Ab 2025 soll die neue Abgasnorm Euro 7 kommen. Eigentlich sollte der neue Standard die Emissionen aller Fahrzeuge betreffen. Der EU-Rat hat sich nun gegen eine Verschärfung bei Pkw und Transportern gegenüber Euro 6 entschieden. In Hinblick auf die strengeren Grenzwerte für Luftqualität, die die EU vor genau zwei Wochen beschlossen hatte, wirkt die Entscheidung des EU-Rats paradox.

Emissionswerte von neu zugelassenen Fahrzeugen in der EU dürfen bestimmte Grenzwerte nicht überschreiten. Autobauer müssen so immer wieder neue Technologien entwickeln, um die Abgaswerte zu reduzieren.
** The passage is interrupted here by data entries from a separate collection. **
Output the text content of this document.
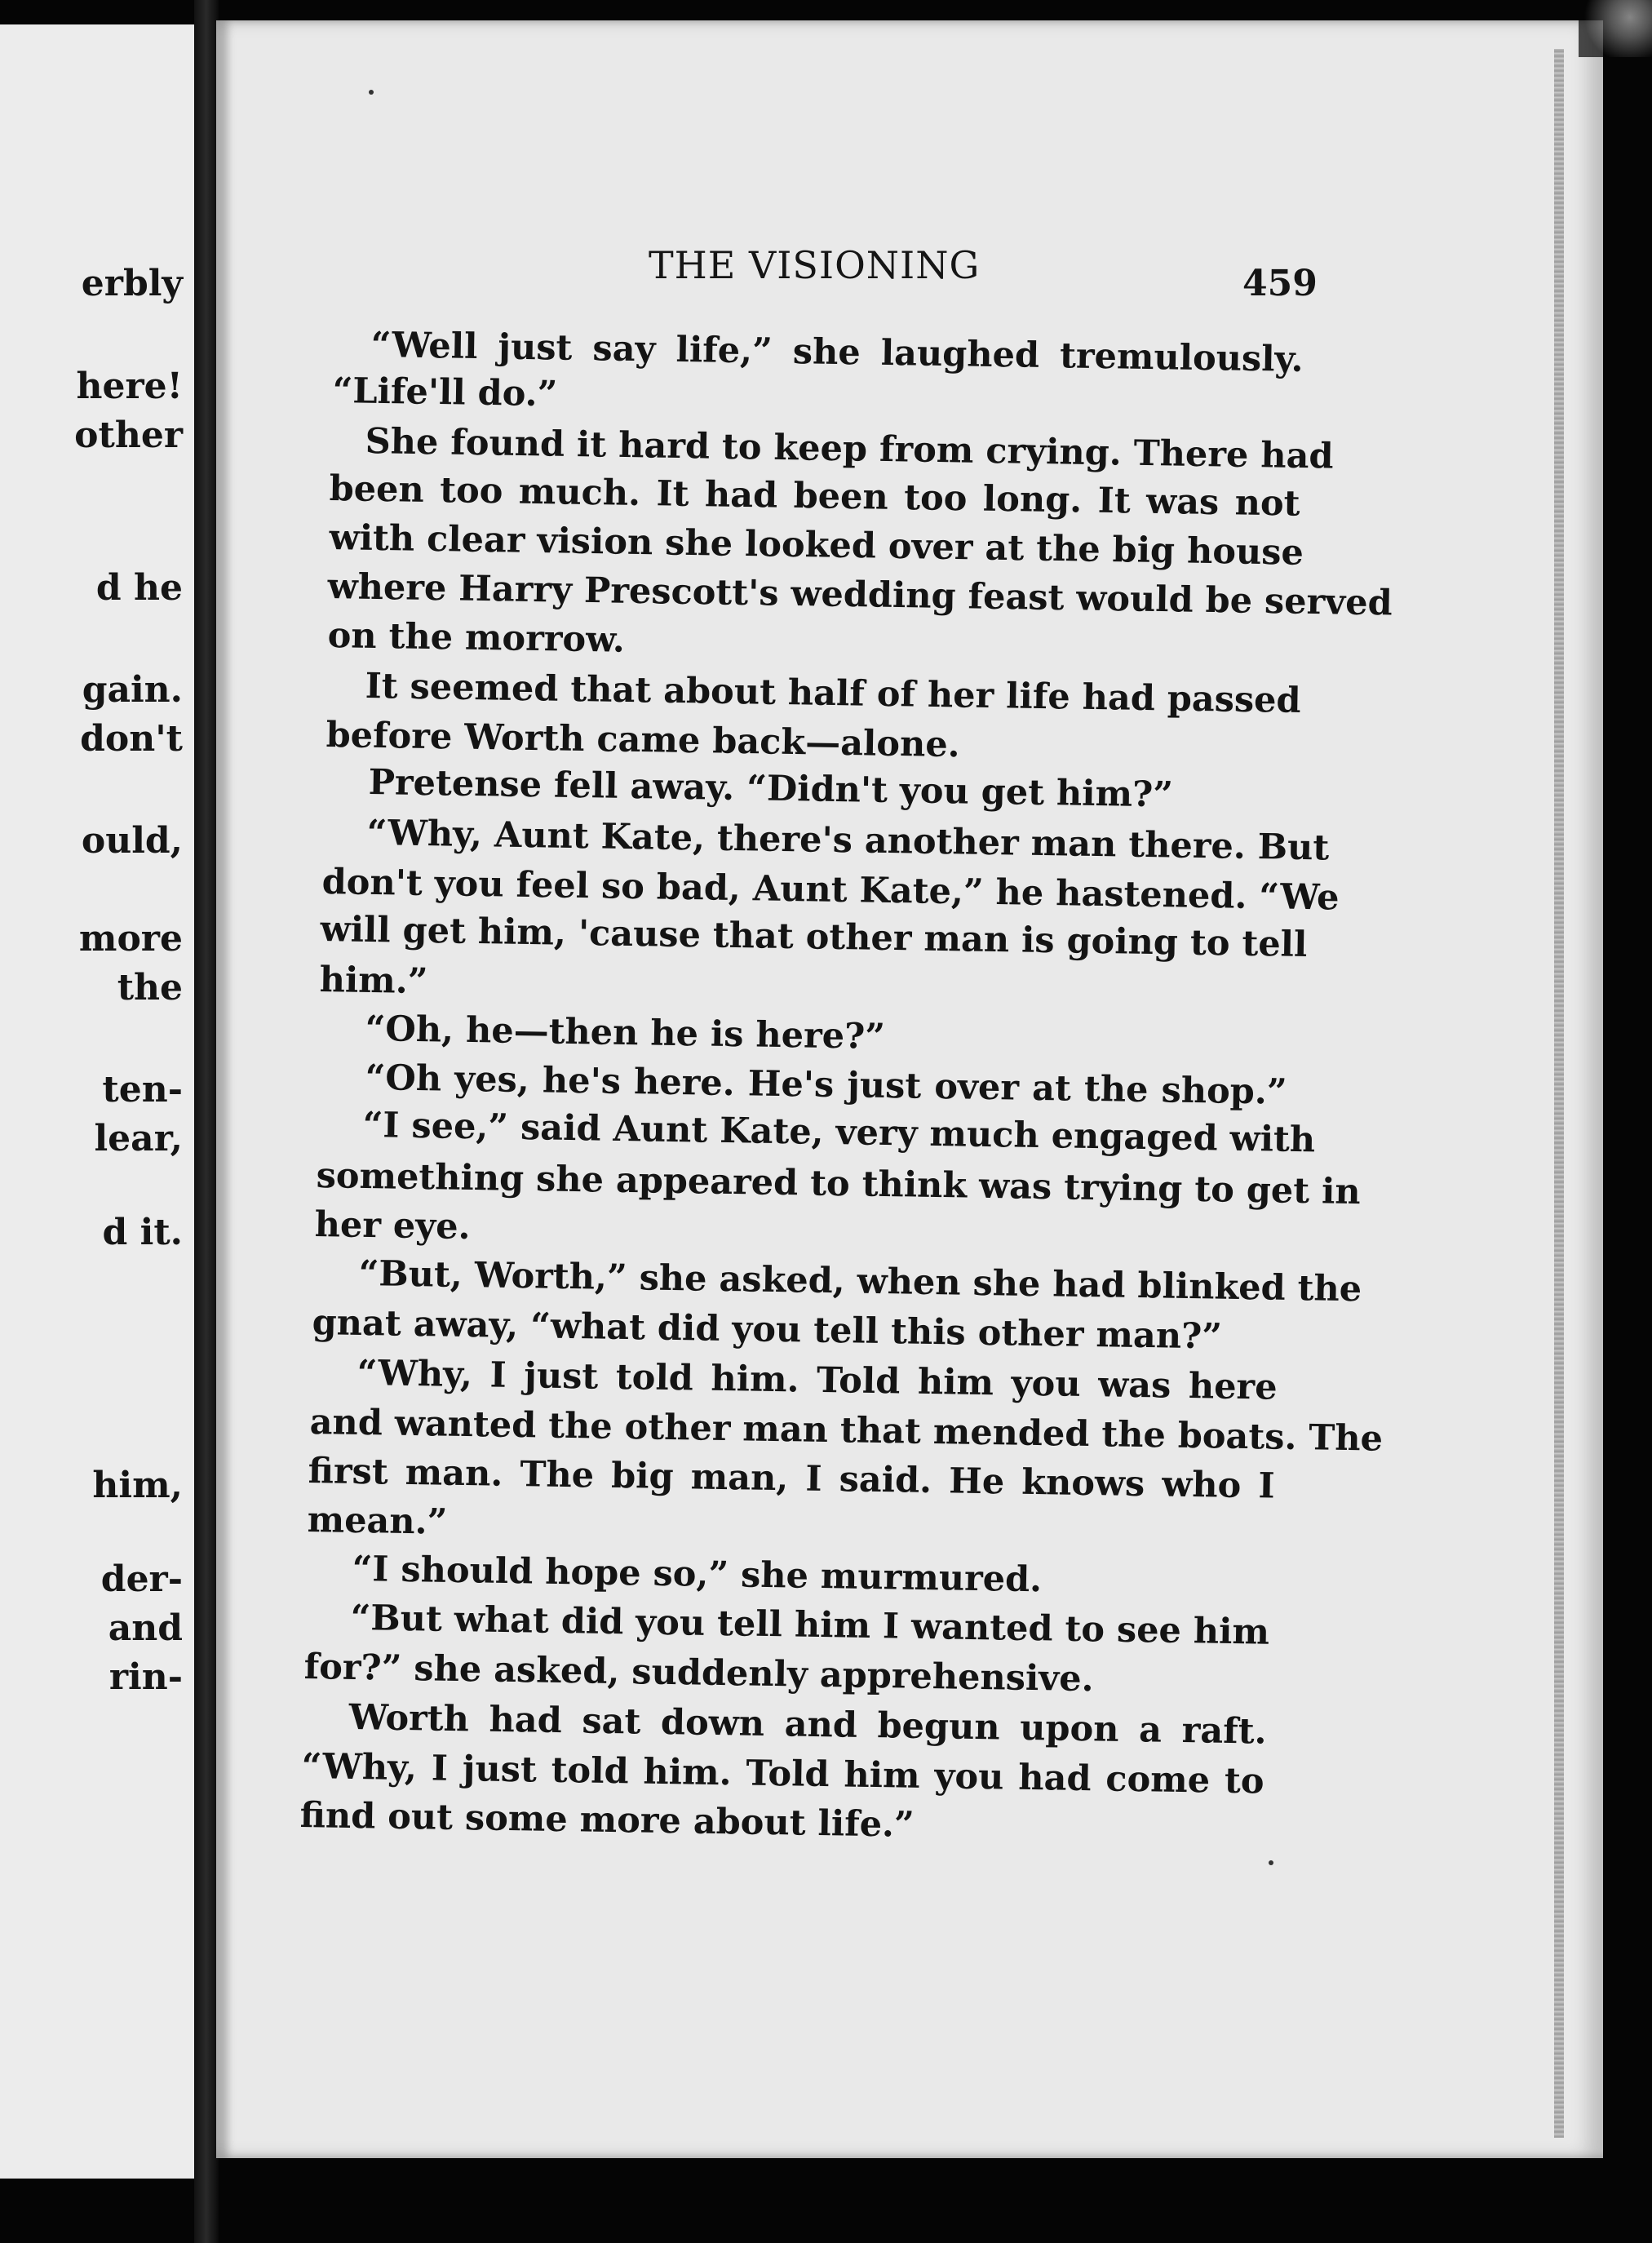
erbly
here!
other
d he
gain.
don't
ould,
more
the
ten-
lear,
d it.
him,
der-
and
rin-
THE VISIONING	459
“Well just say life,” she laughed tremulously.
“Life'll do.”
She found it hard to keep from crying. There had
been too much. It had been too long. It was not
with clear vision she looked over at the big house
where Harry Prescott's wedding feast would be served
on the morrow.
It seemed that about half of her life had passed
before Worth came back—alone.
Pretense fell away. “Didn't you get him?”
“Why, Aunt Kate, there's another man there. But
don't you feel so bad, Aunt Kate,” he hastened. “We
will get him, 'cause that other man is going to tell
him.”
“Oh, he—then he is here?”
“Oh yes, he's here. He's just over at the shop.”
“I see,” said Aunt Kate, very much engaged with
something she appeared to think was trying to get in
her eye.
“But, Worth,” she asked, when she had blinked the
gnat away, “what did you tell this other man?”
“Why, I just told him. Told him you was here
and wanted the other man that mended the boats. The
first man. The big man, I said. He knows who I
mean.”
“I should hope so,” she murmured.
“But what did you tell him I wanted to see him
for?” she asked, suddenly apprehensive.
Worth had sat down and begun upon a raft.
“Why, I just told him. Told him you had come to
find out some more about life.”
Bei der zurzeit geltenden Euro-Norm 6 gelten zum Beispiel die Grenzwerte von 500 Milligramm pro Kilometer (mg/km) Kohlenmonoxid und 80 mg/km Stickoxid für Diesel-Pkw. Bei Benzinern liegen die Werte 1.000 mg/km und 60 mg/km. Für schwerere Fahrzeuge sind die Grenzwerte zum Teil weniger streng. Innerhalb der Euro-Norm 6 gibt es Subkategorien, welche zwar die gleichen Grenzwerte für die jeweiligen Fahrzeugkategorien haben, aber zum Beispiel ein strengeres Prüfverfahren vorschreiben. Während die Tests zu Beginn der Einführung von Euro 6 vergleichsweise einfach waren, wurden sie mit der Zeit immer strikter, um Fahrzeuge unter verschiedensten Bedingungen zu testen. So muss mittlerweile zum Beispiel der reale Kraftstoff- und Energieverbrauch über den gesamten Fahrbetrieb und bei unterschiedlichen Temperaturen getestet werden und den Vorgaben entsprechen.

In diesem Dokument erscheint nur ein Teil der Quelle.